Patents and Clinical Trials

It was almost inevitable that there would be allegations of patent infringement on solutions to address the Covid19 pandemic and IP Watchdog has recently highlighted the allegation by Allele Biotechnology and Pharmaceutical’s complaint that the Covid19 vaccine manufacturers infringed Allele’s US Patent 10,221221 covering a tag used to track vaccine in a patient’s blood. There is no patent apparently filed outside of the United States and the application was deemed withdrawn in Europe.

Approval to use the vaccines requires authorization from regulatory agencies. This is carried out in the United States by the Food and Drug Administration and in Europe by the European Medicines Agency (formerly in London and now in Amsterdam). Pfizer and BioNTech, as developers of the vaccine, need to present data from large-scale trials and demonstrate that vaccinated subjects are less susceptible to infection from Covid19. Part of this involves the investigation of their blood and it is this investigation that Allele alleges infringes their patent by the use of a fluorescent tag to track the vaccine in the blood.

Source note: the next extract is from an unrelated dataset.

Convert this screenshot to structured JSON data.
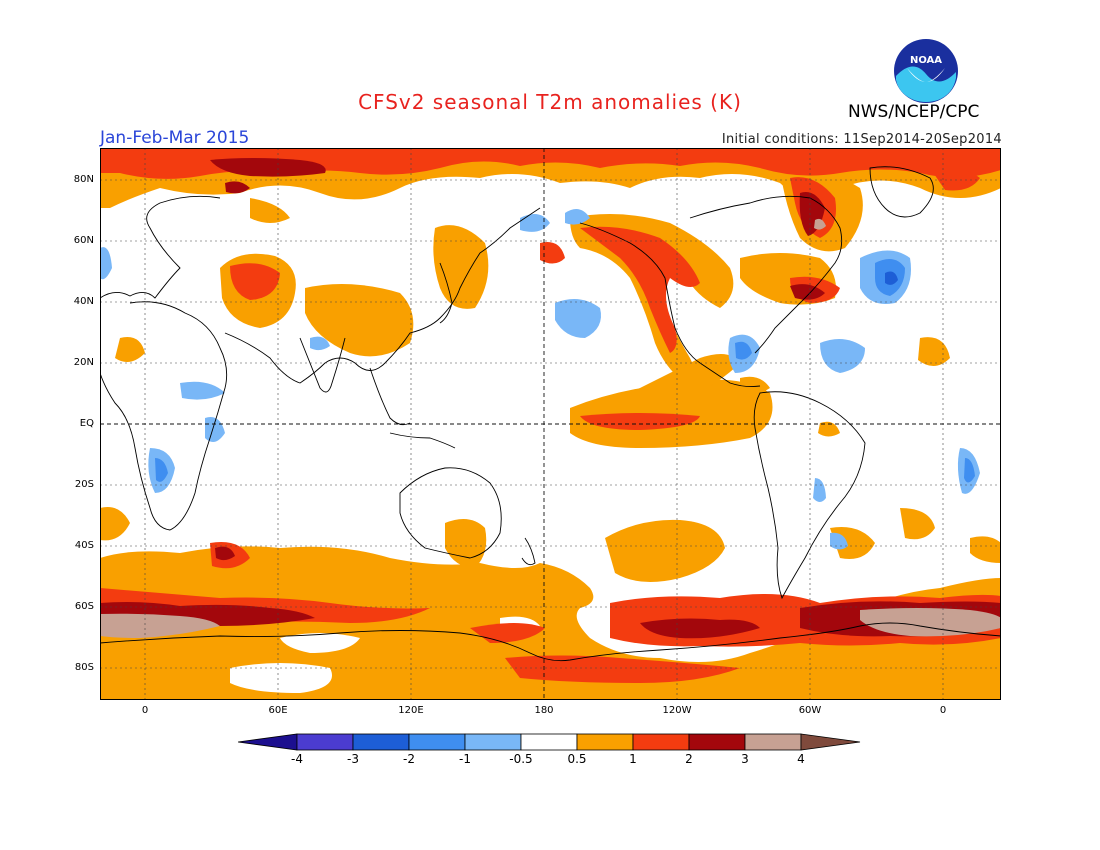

The allegation is not that the vaccine manufacturers are selling the patented protein, but that they are using the protein during clinical trial testing of the vaccine. However, US Patent Code states that this is allowed under the so-called “safe harbor” provisions which immunize anyone from allegations of patent infringement when the accused actions are undertaken in order to develop information for submission to the FDA for regulating the manufacture, use, or sale of drugs. Pfizer has argued that their testing of vaccines falls under this provision. Allele reject this interpretation

It was precisely to enable the testing and development of new medical products that the safe harbor provision was introduced into US patent law in 1984. Clearly, the need to develop and test quickly vaccines, pharmaceuticals, and medical devices to combat the pandemic should not be held up by disputes about patent rights. Many countries have similar rules about enabling the testing of products to obtain regulatory data. For example, the German Patent Act in §11 2b) clearly sets out that patent protection does not extend to studies for obtaining approval to place a pharmaceutical product on the market. This was confirmed by the German Federal Court in 1997 in their “Klinische Versuche II” (File No X ZR 99/92) decision.

Some countries have also relaxed their compulsory licensing regimes during the current pandemic.

There’s always a balance to be drawn between rewarding and inventor for developing new technology and providing technological solutions beneficial to society. The courts in the current case will hopefully provide more guidance on what is acceptable – if the parties do not settle the matter beforehand amicably.